Saudi court sentenced death to five Shia activists from Qatif

Saudi Arabia’s Specialized Criminal Court has sentenced five anti-regime dissidents from the kingdom’s oil-rich and Shia-populated Eastern Province to death, as a crackdown led by Crown Prince Mohammed bin Salman against pro-democracy campaigners, Muslim preachers and intellectuals continues in the country.

The London-based and Arabic-language Nabaa television news network, citing social media activists, reported that the Riyadh-based tribunal passed the verdicts against Mahmoud Issa al-Qallaf, a resident of Ash Shweikah neighborhood in Qatif region, and four others from the town of al-Awamiyah, who were identified as Mohammed Ali al-Aqili, Ahmed Mohammed Abu Abdullah and his brother Amir, and Musa Jaafar al-Samkhan.

The quintet can appeal the court decision.

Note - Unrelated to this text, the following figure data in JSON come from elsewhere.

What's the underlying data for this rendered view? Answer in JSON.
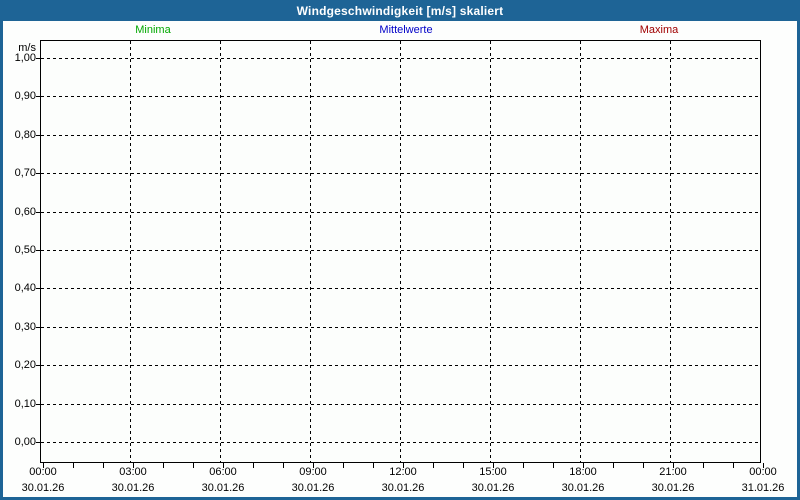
{
  "window": {
    "title": "Windgeschwindigkeit [m/s] skaliert"
  },
  "colors": {
    "frame_blue": "#1E6496",
    "minima_green": "#00A800",
    "mittelwerte_blue": "#0000C8",
    "maxima_red": "#A00000",
    "grid_black": "#000000",
    "plot_background": "#FCFEFC"
  },
  "legend": {
    "items": [
      {
        "label": "Minima",
        "color": "#00A800"
      },
      {
        "label": "Mittelwerte",
        "color": "#0000C8"
      },
      {
        "label": "Maxima",
        "color": "#A00000"
      }
    ]
  },
  "y_axis": {
    "unit": "m/s",
    "tick_labels": [
      "1,00",
      "0,90",
      "0,80",
      "0,70",
      "0,60",
      "0,50",
      "0,40",
      "0,30",
      "0,20",
      "0,10",
      "0,00"
    ]
  },
  "x_axis": {
    "time_labels": [
      "00:00",
      "03:00",
      "06:00",
      "09:00",
      "12:00",
      "15:00",
      "18:00",
      "21:00",
      "00:00"
    ],
    "date_labels": [
      "30.01.26",
      "30.01.26",
      "30.01.26",
      "30.01.26",
      "30.01.26",
      "30.01.26",
      "30.01.26",
      "30.01.26",
      "31.01.26"
    ]
  },
  "chart_data": {
    "type": "line",
    "title": "Windgeschwindigkeit [m/s] skaliert",
    "xlabel": "",
    "ylabel": "m/s",
    "ylim": [
      0.0,
      1.0
    ],
    "y_tick_step": 0.1,
    "y_ticks": [
      1.0,
      0.9,
      0.8,
      0.7,
      0.6,
      0.5,
      0.4,
      0.3,
      0.2,
      0.1,
      0.0
    ],
    "x": [
      "30.01.26 00:00",
      "30.01.26 03:00",
      "30.01.26 06:00",
      "30.01.26 09:00",
      "30.01.26 12:00",
      "30.01.26 15:00",
      "30.01.26 18:00",
      "30.01.26 21:00",
      "31.01.26 00:00"
    ],
    "x_minor_tick_hours": 1,
    "grid": true,
    "legend_position": "top",
    "series": [
      {
        "name": "Minima",
        "color": "#00A800",
        "values": []
      },
      {
        "name": "Mittelwerte",
        "color": "#0000C8",
        "values": []
      },
      {
        "name": "Maxima",
        "color": "#A00000",
        "values": []
      }
    ]
  }
}
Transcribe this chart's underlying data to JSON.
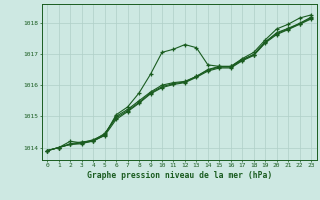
{
  "title": "Graphe pression niveau de la mer (hPa)",
  "background_color": "#cde8e2",
  "line_color": "#1a5c20",
  "grid_color": "#b0cfc8",
  "xlim": [
    -0.5,
    23.5
  ],
  "ylim": [
    1013.6,
    1018.6
  ],
  "yticks": [
    1014,
    1015,
    1016,
    1017,
    1018
  ],
  "xticks": [
    0,
    1,
    2,
    3,
    4,
    5,
    6,
    7,
    8,
    9,
    10,
    11,
    12,
    13,
    14,
    15,
    16,
    17,
    18,
    19,
    20,
    21,
    22,
    23
  ],
  "series": [
    [
      1013.9,
      1014.0,
      1014.2,
      1014.15,
      1014.2,
      1014.4,
      1015.05,
      1015.3,
      1015.75,
      1016.35,
      1017.05,
      1017.15,
      1017.3,
      1017.2,
      1016.65,
      1016.6,
      1016.6,
      1016.85,
      1017.05,
      1017.45,
      1017.8,
      1017.95,
      1018.15,
      1018.25
    ],
    [
      1013.9,
      1014.0,
      1014.1,
      1014.15,
      1014.25,
      1014.42,
      1015.0,
      1015.22,
      1015.5,
      1015.78,
      1016.0,
      1016.08,
      1016.12,
      1016.28,
      1016.5,
      1016.6,
      1016.6,
      1016.82,
      1016.98,
      1017.38,
      1017.68,
      1017.82,
      1017.98,
      1018.18
    ],
    [
      1013.9,
      1014.0,
      1014.1,
      1014.12,
      1014.22,
      1014.38,
      1014.9,
      1015.15,
      1015.42,
      1015.72,
      1015.92,
      1016.02,
      1016.08,
      1016.25,
      1016.45,
      1016.55,
      1016.55,
      1016.78,
      1016.95,
      1017.35,
      1017.62,
      1017.78,
      1017.95,
      1018.12
    ],
    [
      1013.9,
      1014.0,
      1014.12,
      1014.18,
      1014.22,
      1014.45,
      1014.95,
      1015.18,
      1015.45,
      1015.75,
      1015.95,
      1016.05,
      1016.1,
      1016.28,
      1016.48,
      1016.58,
      1016.58,
      1016.8,
      1016.98,
      1017.38,
      1017.65,
      1017.8,
      1017.97,
      1018.15
    ]
  ]
}
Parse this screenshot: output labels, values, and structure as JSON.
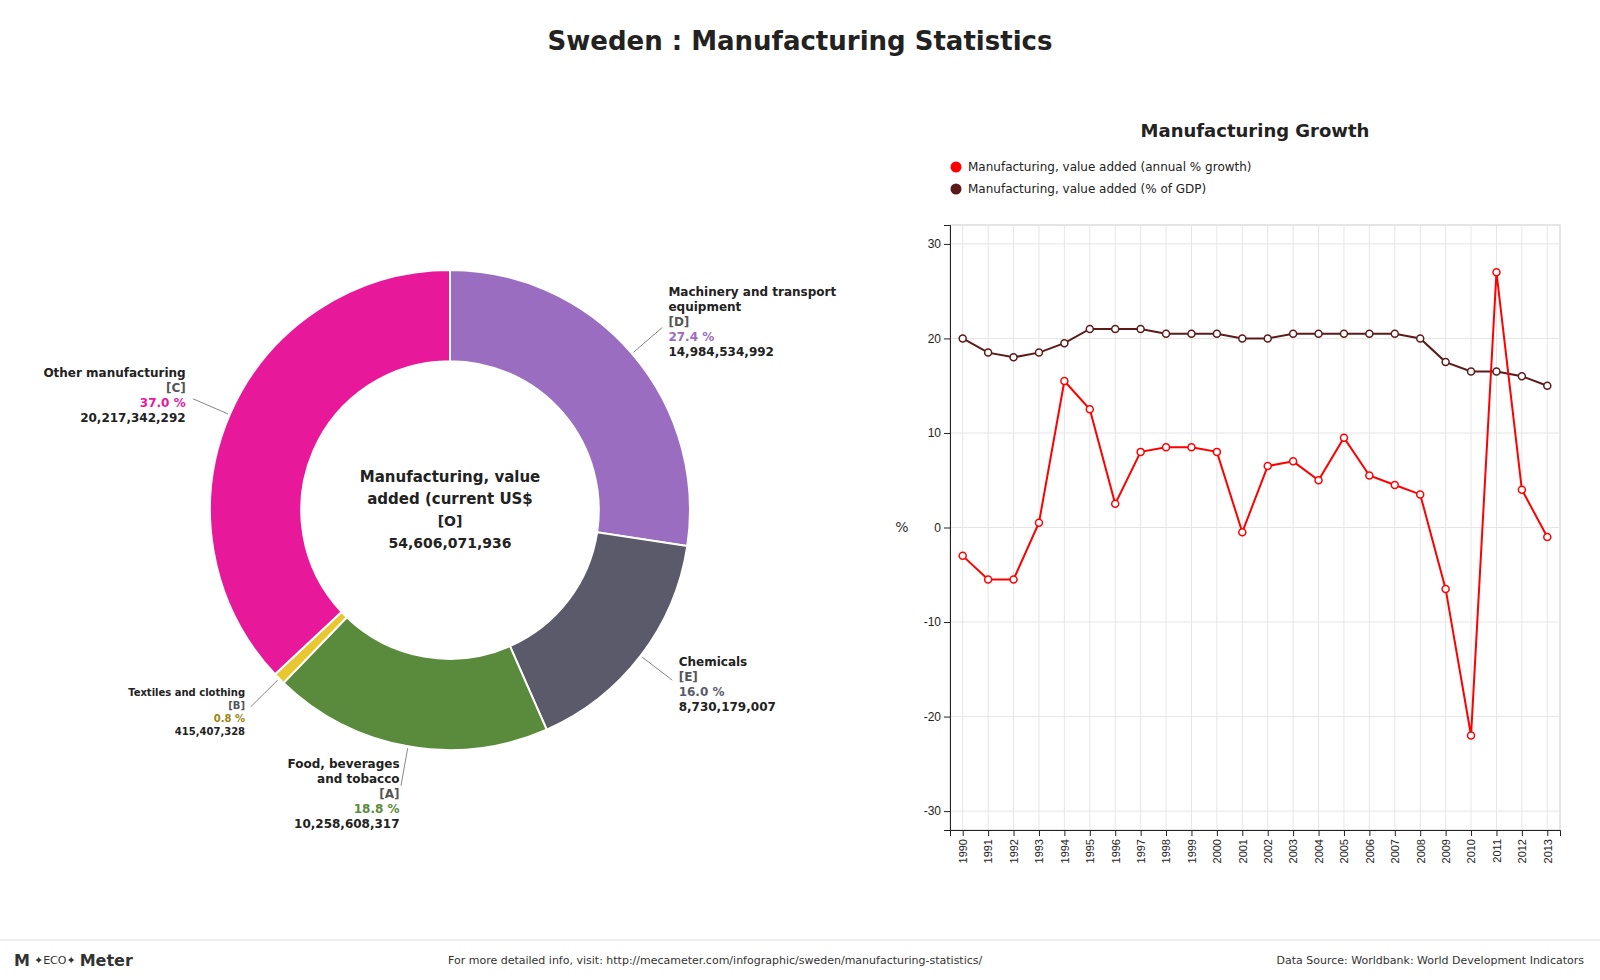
{
  "title": "Sweden : Manufacturing Statistics",
  "annotations": [
    "M",
    "✦ECO✦",
    "Meter",
    "For more detailed info, visit: http://mecameter.com/infographic/sweden/manufacturing-statistics/",
    "Data Source: Worldbank: World Development Indicators"
  ],
  "chart_data": [
    {
      "type": "pie",
      "categories": [
        "Machinery and transport\nequipment",
        "Chemicals",
        "Food, beverages\nand tobacco",
        "Textiles and clothing",
        "Other manufacturing"
      ],
      "codes": [
        "[D]",
        "[E]",
        "[A]",
        "[B]",
        "[C]"
      ],
      "values": [
        27.4,
        16.0,
        18.8,
        0.8,
        37.0
      ],
      "value_labels": [
        "27.4 %",
        "16.0 %",
        "18.8 %",
        "0.8 %",
        "37.0 %"
      ],
      "amounts": [
        14984534992,
        8730179007,
        10258608317,
        415407328,
        20217342292
      ],
      "amount_labels": [
        "14,984,534,992",
        "8,730,179,007",
        "10,258,608,317",
        "415,407,328",
        "20,217,342,292"
      ],
      "colors": [
        "#9B6DC0",
        "#5A5A6A",
        "#5A8A3C",
        "#E8C830",
        "#E8189A"
      ],
      "data_labels": true,
      "annotations": [
        "Manufacturing, value",
        "added (current US$",
        "[O]",
        "54,606,071,936"
      ]
    },
    {
      "type": "line",
      "title": "Manufacturing Growth",
      "x": [
        1990,
        1991,
        1992,
        1993,
        1994,
        1995,
        1996,
        1997,
        1998,
        1999,
        2000,
        2001,
        2002,
        2003,
        2004,
        2005,
        2006,
        2007,
        2008,
        2009,
        2010,
        2011,
        2012,
        2013
      ],
      "xlim": [
        1989.5,
        2013.5
      ],
      "xticks": [
        1990,
        1991,
        1992,
        1993,
        1994,
        1995,
        1996,
        1997,
        1998,
        1999,
        2000,
        2001,
        2002,
        2003,
        2004,
        2005,
        2006,
        2007,
        2008,
        2009,
        2010,
        2011,
        2012,
        2013
      ],
      "ylim": [
        -32,
        32
      ],
      "yticks": [
        -30,
        -20,
        -10,
        0,
        10,
        20,
        30
      ],
      "y_label": "%",
      "grid": true,
      "legend": "top left",
      "series": [
        {
          "name": "Manufacturing, value added (annual % growth)",
          "color": "#FF0000",
          "marker": "circle",
          "values": [
            -3.0,
            -5.5,
            -5.5,
            0.5,
            15.5,
            12.5,
            2.5,
            8.0,
            8.5,
            8.5,
            8.0,
            -0.5,
            6.5,
            7.0,
            5.0,
            9.5,
            5.5,
            4.5,
            3.5,
            -6.5,
            -22.0,
            27.0,
            4.0,
            -1.0
          ]
        },
        {
          "name": "Manufacturing, value added (% of GDP)",
          "color": "#5C1A1A",
          "marker": "circle",
          "values": [
            20.0,
            18.5,
            18.0,
            18.5,
            19.5,
            21.0,
            21.0,
            21.0,
            20.5,
            20.5,
            20.5,
            20.0,
            20.0,
            20.5,
            20.5,
            20.5,
            20.5,
            20.5,
            20.0,
            17.5,
            16.5,
            16.5,
            16.0,
            15.0
          ]
        }
      ]
    }
  ]
}
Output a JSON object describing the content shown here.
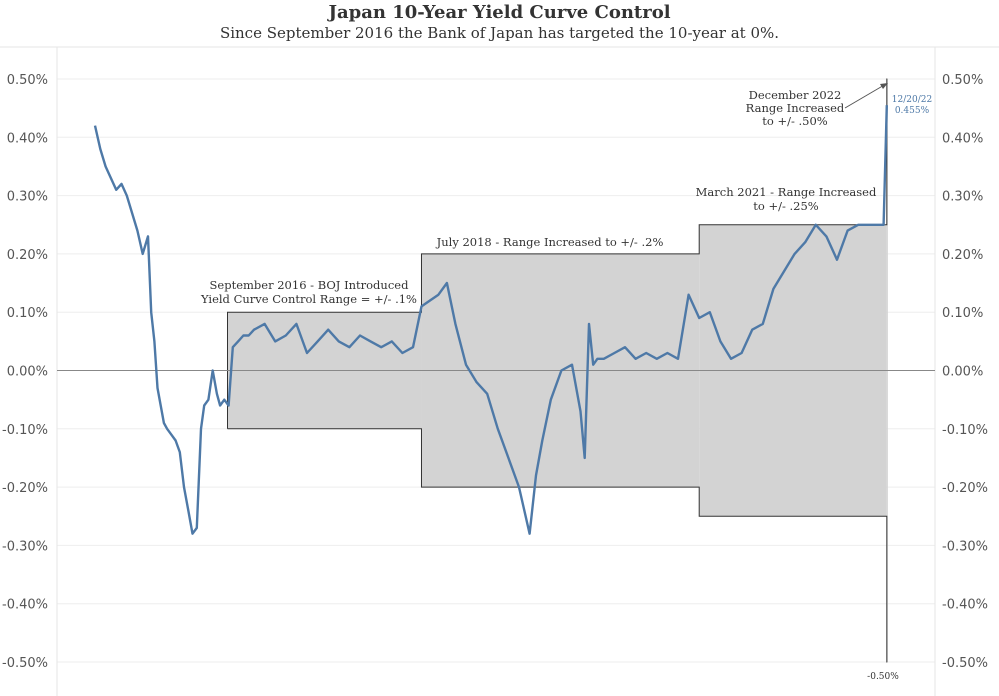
{
  "chart_data": {
    "type": "line",
    "title": "Japan 10-Year Yield Curve Control",
    "subtitle": "Since September 2016 the Bank of Japan has targeted the 10-year at 0%.",
    "ylim": [
      -0.5,
      0.5
    ],
    "yticks": [
      0.5,
      0.4,
      0.3,
      0.2,
      0.1,
      0.0,
      -0.1,
      -0.2,
      -0.3,
      -0.4,
      -0.5
    ],
    "ytick_labels": [
      "0.50%",
      "0.40%",
      "0.30%",
      "0.20%",
      "0.10%",
      "0.00%",
      "-0.10%",
      "-0.20%",
      "-0.30%",
      "-0.40%",
      "-0.50%"
    ],
    "grid": true,
    "x_range": [
      2015.5,
      2023.0
    ],
    "series": [
      {
        "name": "",
        "color": "#4e79a7",
        "x": [
          2015.5,
          2015.55,
          2015.6,
          2015.65,
          2015.7,
          2015.75,
          2015.8,
          2015.85,
          2015.9,
          2015.95,
          2016.0,
          2016.03,
          2016.06,
          2016.09,
          2016.12,
          2016.15,
          2016.18,
          2016.22,
          2016.26,
          2016.3,
          2016.34,
          2016.38,
          2016.42,
          2016.46,
          2016.5,
          2016.53,
          2016.57,
          2016.61,
          2016.65,
          2016.68,
          2016.72,
          2016.76,
          2016.8,
          2016.85,
          2016.9,
          2016.95,
          2017.0,
          2017.1,
          2017.2,
          2017.3,
          2017.4,
          2017.5,
          2017.6,
          2017.7,
          2017.8,
          2017.9,
          2018.0,
          2018.1,
          2018.2,
          2018.3,
          2018.4,
          2018.5,
          2018.58,
          2018.66,
          2018.74,
          2018.82,
          2018.9,
          2019.0,
          2019.1,
          2019.2,
          2019.3,
          2019.4,
          2019.5,
          2019.6,
          2019.66,
          2019.72,
          2019.8,
          2019.9,
          2020.0,
          2020.08,
          2020.12,
          2020.16,
          2020.2,
          2020.24,
          2020.3,
          2020.4,
          2020.5,
          2020.6,
          2020.7,
          2020.8,
          2020.9,
          2021.0,
          2021.1,
          2021.2,
          2021.3,
          2021.4,
          2021.5,
          2021.6,
          2021.7,
          2021.8,
          2021.9,
          2022.0,
          2022.1,
          2022.2,
          2022.3,
          2022.4,
          2022.5,
          2022.6,
          2022.7,
          2022.8,
          2022.9,
          2022.94,
          2022.97
        ],
        "y": [
          0.42,
          0.38,
          0.35,
          0.33,
          0.31,
          0.32,
          0.3,
          0.27,
          0.24,
          0.2,
          0.23,
          0.1,
          0.05,
          -0.03,
          -0.06,
          -0.09,
          -0.1,
          -0.11,
          -0.12,
          -0.14,
          -0.2,
          -0.24,
          -0.28,
          -0.27,
          -0.1,
          -0.06,
          -0.05,
          0.0,
          -0.04,
          -0.06,
          -0.05,
          -0.06,
          0.04,
          0.05,
          0.06,
          0.06,
          0.07,
          0.08,
          0.05,
          0.06,
          0.08,
          0.03,
          0.05,
          0.07,
          0.05,
          0.04,
          0.06,
          0.05,
          0.04,
          0.05,
          0.03,
          0.04,
          0.11,
          0.12,
          0.13,
          0.15,
          0.08,
          0.01,
          -0.02,
          -0.04,
          -0.1,
          -0.15,
          -0.2,
          -0.28,
          -0.18,
          -0.12,
          -0.05,
          0.0,
          0.01,
          -0.07,
          -0.15,
          0.08,
          0.01,
          0.02,
          0.02,
          0.03,
          0.04,
          0.02,
          0.03,
          0.02,
          0.03,
          0.02,
          0.13,
          0.09,
          0.1,
          0.05,
          0.02,
          0.03,
          0.07,
          0.08,
          0.14,
          0.17,
          0.2,
          0.22,
          0.25,
          0.23,
          0.19,
          0.24,
          0.25,
          0.25,
          0.25,
          0.25,
          0.455
        ]
      }
    ],
    "bands": [
      {
        "x0": 2016.75,
        "x1": 2018.58,
        "lower": -0.1,
        "upper": 0.1
      },
      {
        "x0": 2018.58,
        "x1": 2021.2,
        "lower": -0.2,
        "upper": 0.2
      },
      {
        "x0": 2021.2,
        "x1": 2022.97,
        "lower": -0.25,
        "upper": 0.25
      },
      {
        "x0": 2022.97,
        "x1": 2022.975,
        "lower": -0.5,
        "upper": 0.5
      }
    ],
    "annotations": {
      "sep2016_line1": "September 2016 - BOJ Introduced",
      "sep2016_line2": "Yield Curve Control Range = +/- .1%",
      "jul2018": "July 2018 - Range Increased to +/- .2%",
      "mar2021_line1": "March 2021 - Range Increased",
      "mar2021_line2": "to +/- .25%",
      "dec2022_line1": "December 2022",
      "dec2022_line2": "Range Increased",
      "dec2022_line3": "to +/- .50%",
      "last_date": "12/20/22",
      "last_value": "0.455%",
      "band_low_label": "-0.50%"
    }
  }
}
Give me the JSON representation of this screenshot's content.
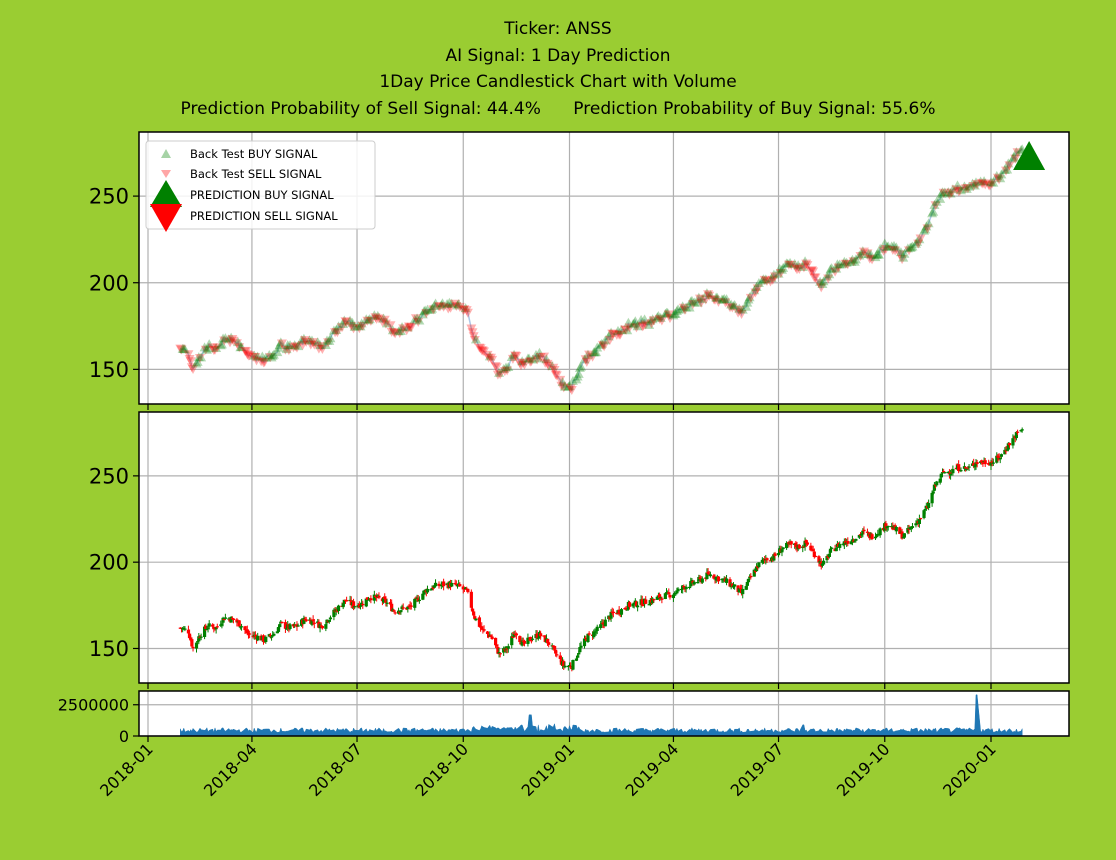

On September 12, the rights group Prisoners of Conscience, which is an independent non-governmental organization advocating human rights in Saudi Arabia, announced in a post on its official Twitter page that the Specialized Criminal Court had sentenced Shia cleric and human rights activist Sheikh Mohammed al-Habib to 12 years in prison and imposed a travel ban on him.

Sheikh Habib had been recently released after three years of arbitrary detention.

On July 29, the same Saudi court sentenced an anti-regime activist from Eastern Province to death.

Nabaa television news network reported at the time that the Riyadh-based tribunal found Ali Al Rabie guilty in a “sham hearing” that fell short of international fair trial standards.

Saudi authorities had also executed two of Ali’s brothers, Ahmad and Hossein, on April 23 over their political activism.

Saudi Arabia has stepped up politically-motivated arrests, prosecution and conviction of peaceful dissident writers and human rights campaigners.

Saudi officials have also intensified crackdown in the country’s Eastern Province.

Eastern Province has been the scene of peaceful demonstrations since February 2011. Protesters have been demanding reforms, freedom of expression, the release of political prisoners, and an end to economic and religious discrimination against the oil-rich region.

The protests have been met with a heavy-handed crackdown by the regime, with regime forces increasing security measures across the province.

Back in mid-July, informed sources, requesting anonymity, said that a young Saudi man had died more than a week after being injured by regime forces when they raided a district in the province.

Majid Abdullah al-Adam died ten days after regime forces, armed with heavy weapons and artillery launchers, stormed into the al-Jash district of Qatif onboard armored vehicles.

Over the past years, Riyadh has redefined its anti-terrorism laws to target activism.

In January 2016, Saudi authorities executed Shia cleric Sheikh Nimr Baqir al-Nimr, who was an outspoken critic of the Riyadh regime. Nimr had been arrested in Qatif, Eastern Province, in 2012.